The IBM team is now exploring the possibility of extending the Summarizer to other scientific fields, but it’s not a trivial transition. “Each domain has its peculiarities,” Konopnicki says. “You need to apply different techniques to a physics paper or a mathematical paper.”

Wiley, another leading scientific publisher, plans to start generating AI summaries of papers in the next several months, says David Flanagan, the company’s director of data science, based in Frankfurt, Germany.

The summaries will not only help researchers who are trying to stay abreast of their fields, but will also help the general public and funding agencies to make sense of technical subjects. “Researchers are at the centre of what we do, so we’re always looking for ways to make dissemination of their results easier,” he says.

Wiley is also using AI to suggest possible alternative destinations for rejected papers.

“That saves the authors, the editors and the reviewers work and shortens the overall time to publication,” Flanagan says. “We anticipate deploying additional AI-powered tools like this to streamline the publication process and improve the quality of the literature.”

Wiley, like other publishers, is developing its own AI tools to complement technologies from other industries. “A typical AI product at Wiley might combine proprietary data, publicly available data, open source tools and our own in-house developed tools,” he says.

The company is currently partnering with UNSILO, an AI company based in Aarhus, Denmark, to develop a deep-learning tool that would help authors automatically generate data availability statements, a requirement of many funding agencies.

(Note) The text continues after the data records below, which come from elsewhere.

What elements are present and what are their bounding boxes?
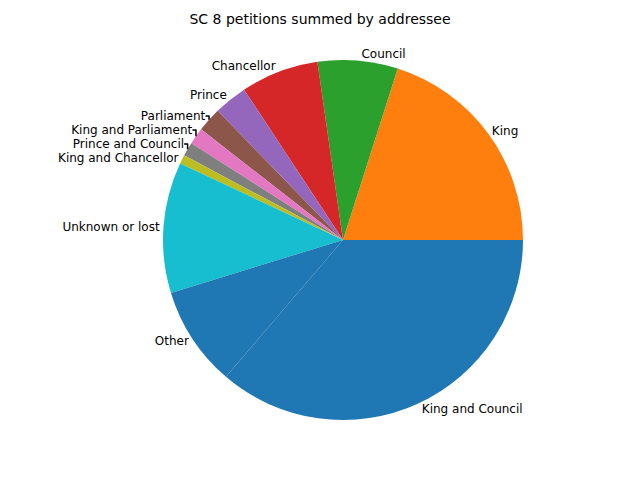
svg-text:Council: Council (361, 47, 405, 61)
svg-text:Prince and Council: Prince and Council (73, 137, 184, 151)
svg-text:King and Council: King and Council (422, 402, 523, 416)
svg-text:Parliament: Parliament (141, 109, 206, 123)
svg-text:King and Parliament: King and Parliament (71, 123, 192, 137)
svg-text:Prince: Prince (190, 88, 227, 102)
svg-text:King and Chancellor: King and Chancellor (58, 151, 179, 165)
svg-text:Chancellor: Chancellor (212, 59, 276, 73)
svg-text:SC 8 petitions summed by addre: SC 8 petitions summed by addressee (189, 11, 450, 27)
svg-text:King: King (492, 124, 518, 138)
svg-text:Other: Other (155, 334, 189, 348)
svg-text:Unknown or lost: Unknown or lost (62, 220, 160, 234)
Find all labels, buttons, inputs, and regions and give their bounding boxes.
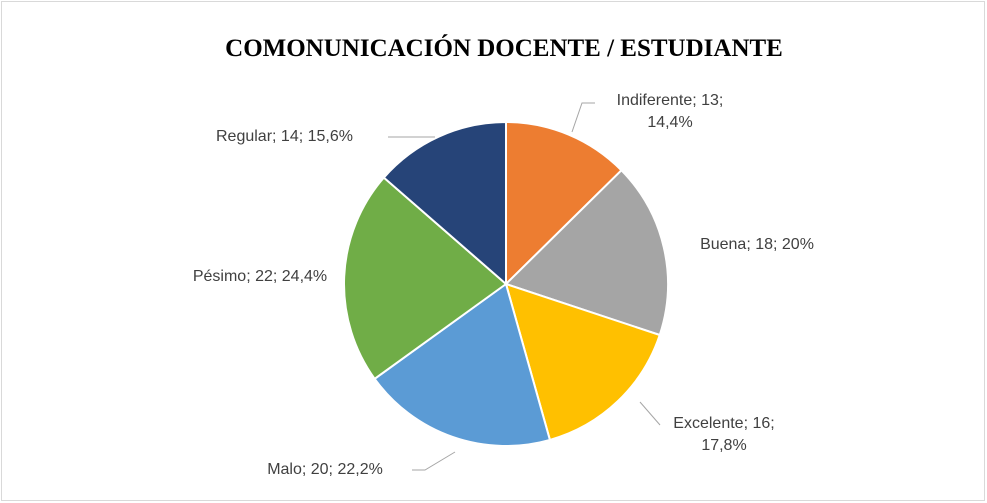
data-label: Regular; 14; 15,6% (216, 128, 353, 145)
data-label: Excelente; 16; 17,8% (673, 415, 775, 454)
data-label: Indiferente; 13; 14,4% (616, 92, 724, 131)
leader-line (639, 401, 661, 426)
chart-title: COMONUNICACIÓN DOCENTE / ESTUDIANTE (225, 34, 783, 62)
pie-slice (343, 176, 508, 381)
leader-line (412, 451, 456, 471)
leader-line (571, 102, 595, 133)
pie-slice (373, 282, 552, 447)
pie-slice (382, 120, 507, 287)
pie (343, 120, 669, 447)
pie-slice (504, 282, 662, 442)
pie-slice (505, 120, 623, 287)
data-label: Malo; 20; 22,2% (267, 461, 383, 478)
data-label: Pésimo; 22; 24,4% (192, 268, 328, 285)
leader-lines (388, 102, 661, 471)
pie-slice (504, 168, 669, 337)
data-label: Buena; 18; 20% (700, 236, 814, 253)
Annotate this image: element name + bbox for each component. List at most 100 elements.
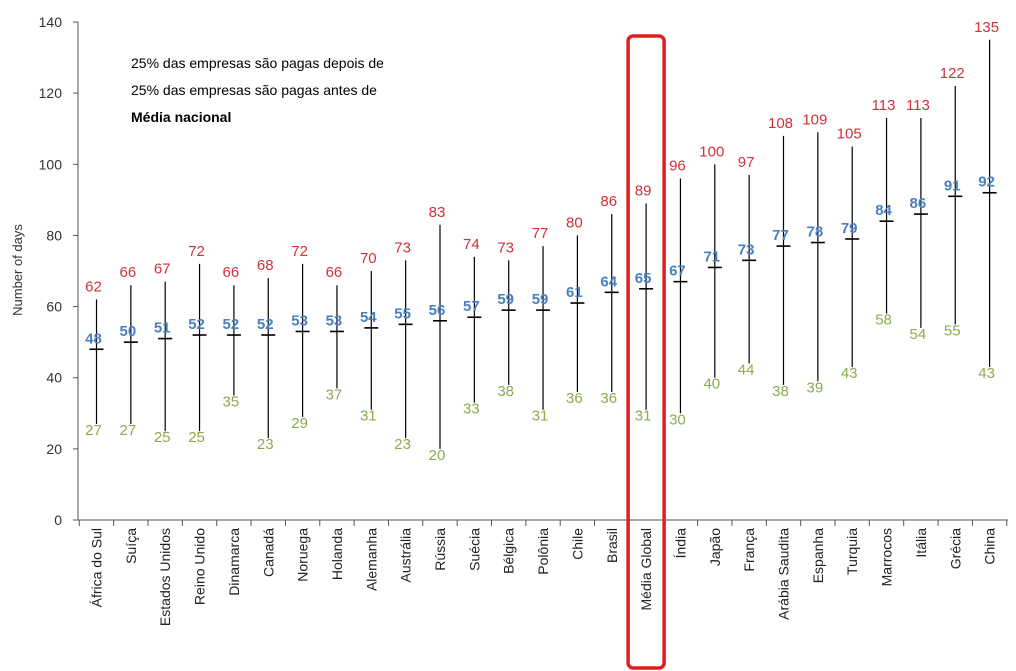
median-value-label: 54	[360, 309, 377, 326]
lower-value-label: 33	[463, 401, 480, 418]
x-tick-label: Marrocos	[879, 528, 895, 586]
upper-value-label: 122	[940, 65, 965, 82]
median-value-label: 51	[154, 320, 171, 337]
lower-value-label: 27	[85, 422, 102, 439]
median-value-label: 84	[875, 202, 892, 219]
lower-value-label: 29	[291, 415, 308, 432]
upper-value-label: 105	[837, 126, 862, 143]
median-value-label: 86	[910, 195, 927, 212]
upper-value-label: 72	[291, 243, 308, 260]
lower-value-label: 23	[394, 436, 411, 453]
median-value-label: 53	[326, 312, 343, 329]
upper-value-label: 73	[497, 239, 514, 256]
upper-value-label: 96	[669, 158, 686, 175]
lower-value-label: 38	[772, 383, 789, 400]
upper-value-label: 66	[326, 264, 343, 281]
lower-value-label: 31	[532, 408, 549, 425]
x-tick-label: Espanha	[810, 528, 826, 583]
median-value-label: 77	[772, 227, 789, 244]
x-tick-label: Austrália	[398, 528, 414, 583]
upper-value-label: 100	[699, 143, 724, 160]
legend-lower: 25% das empresas são pagas antes de	[131, 77, 384, 104]
lower-value-label: 43	[841, 365, 858, 382]
upper-value-label: 135	[974, 19, 999, 36]
upper-value-label: 66	[223, 264, 240, 281]
x-tick-label: Suíça	[123, 528, 139, 564]
upper-value-label: 74	[463, 236, 480, 253]
x-tick-label: Índia	[672, 528, 688, 559]
x-tick-label: Suécia	[466, 528, 482, 571]
upper-value-label: 66	[120, 264, 137, 281]
x-tick-label: Grécia	[947, 528, 963, 569]
lower-value-label: 25	[154, 429, 171, 446]
lower-value-label: 31	[360, 408, 377, 425]
lower-value-label: 36	[600, 390, 617, 407]
lower-value-label: 54	[910, 326, 927, 343]
lower-value-label: 44	[738, 361, 755, 378]
upper-value-label: 68	[257, 257, 274, 274]
upper-value-label: 109	[802, 111, 827, 128]
lower-value-label: 37	[326, 386, 343, 403]
median-value-label: 53	[291, 312, 308, 329]
x-tick-label: Holanda	[329, 528, 345, 580]
y-tick-label: 140	[39, 14, 63, 30]
x-tick-label: Canadá	[260, 528, 276, 577]
x-tick-label: Bélgica	[501, 528, 517, 574]
lower-value-label: 38	[497, 383, 514, 400]
upper-value-label: 86	[600, 193, 617, 210]
lower-value-label: 58	[875, 312, 892, 329]
x-tick-label: China	[982, 528, 998, 565]
x-tick-label: Polônia	[535, 528, 551, 575]
upper-value-label: 80	[566, 214, 583, 231]
y-tick-label: 0	[54, 512, 62, 528]
median-value-label: 59	[497, 291, 514, 308]
y-tick-label: 120	[39, 85, 63, 101]
x-tick-label: Rússia	[432, 528, 448, 571]
median-value-label: 55	[394, 305, 411, 322]
legend-median: Média nacional	[131, 104, 384, 131]
y-axis-label: Number of days	[10, 224, 25, 316]
x-tick-label: África do Sul	[89, 528, 105, 607]
x-tick-label: Arábia Saudita	[776, 528, 792, 620]
median-value-label: 73	[738, 241, 755, 258]
upper-value-label: 72	[188, 243, 205, 260]
upper-value-label: 83	[429, 204, 446, 221]
median-value-label: 61	[566, 284, 583, 301]
x-tick-label: França	[741, 528, 757, 572]
upper-value-label: 113	[906, 97, 930, 114]
median-value-label: 50	[120, 323, 137, 340]
median-value-label: 64	[600, 273, 617, 290]
median-value-label: 65	[635, 270, 652, 287]
x-tick-label: Itália	[913, 528, 929, 558]
x-tick-label: Japão	[707, 528, 723, 566]
median-value-label: 59	[532, 291, 549, 308]
median-value-label: 48	[85, 330, 102, 347]
x-tick-label: Chile	[569, 528, 585, 560]
y-tick-label: 40	[46, 370, 62, 386]
median-value-label: 52	[257, 316, 274, 333]
median-value-label: 67	[669, 263, 686, 280]
upper-value-label: 77	[532, 225, 549, 242]
lower-value-label: 39	[807, 379, 824, 396]
x-tick-label: Reino Unido	[192, 528, 208, 605]
upper-value-label: 108	[768, 115, 793, 132]
lower-value-label: 40	[703, 376, 720, 393]
upper-value-label: 62	[85, 278, 102, 295]
lower-value-label: 23	[257, 436, 274, 453]
upper-value-label: 113	[872, 97, 896, 114]
median-value-label: 92	[978, 174, 995, 191]
median-value-label: 52	[223, 316, 240, 333]
x-tick-label: Dinamarca	[226, 528, 242, 596]
median-value-label: 79	[841, 220, 858, 237]
legend: 25% das empresas são pagas depois de 25%…	[131, 50, 384, 131]
lower-value-label: 43	[978, 365, 995, 382]
legend-upper: 25% das empresas são pagas depois de	[131, 50, 384, 77]
median-value-label: 91	[944, 177, 961, 194]
lower-value-label: 35	[223, 394, 240, 411]
median-value-label: 52	[188, 316, 205, 333]
lower-value-label: 31	[635, 408, 652, 425]
upper-value-label: 70	[360, 250, 377, 267]
upper-value-label: 73	[394, 239, 411, 256]
x-tick-label: Alemanha	[363, 528, 379, 591]
x-tick-label: Média Global	[638, 528, 654, 611]
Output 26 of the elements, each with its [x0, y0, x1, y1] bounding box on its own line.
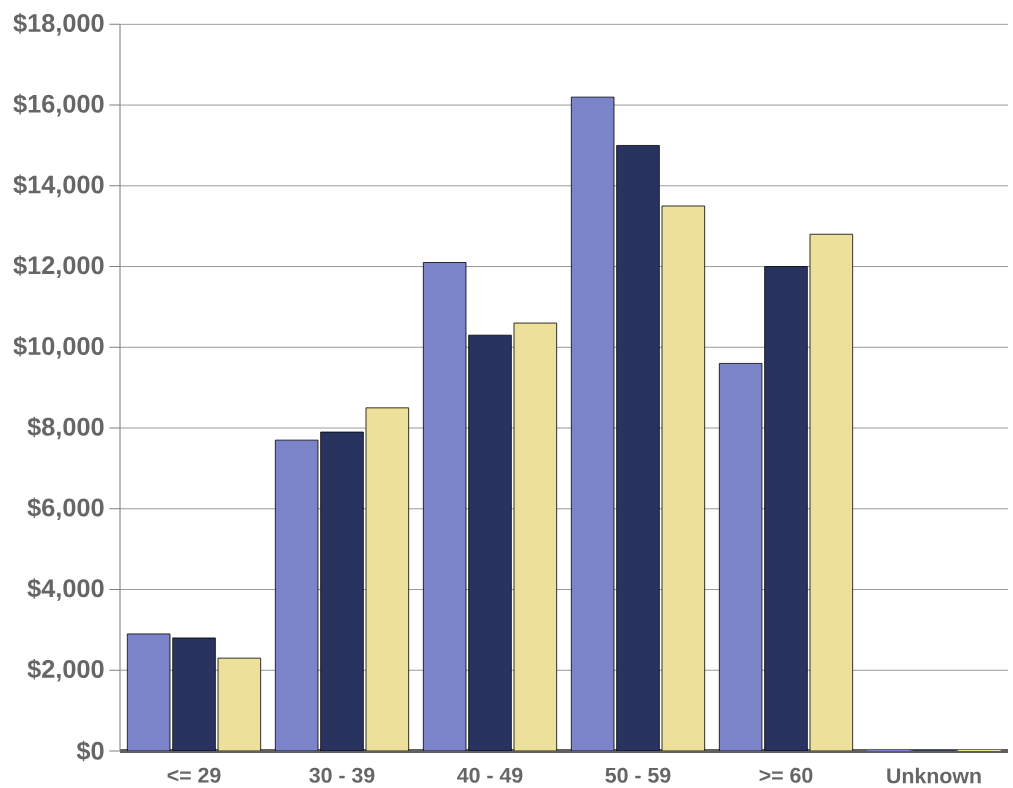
bar [570, 96, 615, 751]
bar [126, 633, 171, 751]
bar [616, 145, 660, 751]
y-tick-label: $18,000 [13, 12, 104, 36]
bar [320, 431, 364, 751]
y-tick-label: $0 [76, 740, 104, 762]
x-tick-label: <= 29 [167, 767, 221, 783]
y-tick-label: $8,000 [27, 416, 104, 440]
bar [718, 363, 763, 751]
y-tick-label: $10,000 [13, 335, 104, 359]
x-tick-label: Unknown [887, 767, 981, 784]
bar [468, 334, 512, 751]
bar [764, 266, 808, 751]
y-tick-label: $16,000 [13, 93, 104, 117]
x-tick-label: 30 - 39 [309, 767, 375, 783]
bar [422, 262, 467, 751]
y-tick-label: $12,000 [13, 255, 104, 278]
bar [274, 439, 319, 751]
y-tick-label: $4,000 [27, 578, 104, 601]
bar [172, 637, 216, 751]
x-tick-label: >= 60 [759, 767, 813, 783]
y-tick-label: $6,000 [27, 497, 104, 521]
y-tick-label: $14,000 [13, 174, 104, 198]
y-tick-label: $2,000 [27, 658, 104, 682]
x-tick-label: 50 - 59 [605, 767, 671, 783]
x-tick-label: 40 - 49 [457, 767, 523, 783]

He hopes that AI could be used to search for bad data or manipulated images, preferably before they are ever published.

Louët says that SciencePOD’s algorithm, developed in conjunction with a team at the University of Avignon in France, is continually evolving to make the results more useful for readers and researchers.

“There’s a lot of fine-tuning,” she says. “A lot of people are trying to make summaries with off-the-shelf algorithms. We’re telling the algorithms how to find the most important point.”

As AI becomes more sophisticated, the generated text will become more indistinguishable from text written by humans, Louët says. She adds that SciencePOD algorithms can already produce journalistic overviews of scientific papers.

Journalists aren’t out of business, she says. For most journalistic purposes, it still takes a human to polish text, interview experts and put science into context.

Although there are kinks to be ironed out for AI to reach its full potential, Kaindl says, the near future looks promising. One ambitious vision is scientific searches that can synthesize information from many different journal articles.

As Kaindl explains, a researcher could be looking for the best reagent for a particular experiment or for some other complex piece of information. “The system will be smart enough to understand what you want to know and return a summary by searching Springer Nature’s corpus of 13 million publications,” he says. “That’s maybe a couple of years down the line, but it’s what we should strive for.”

This article is a part of the Nature Index 2020 Artificial intelligence supplement.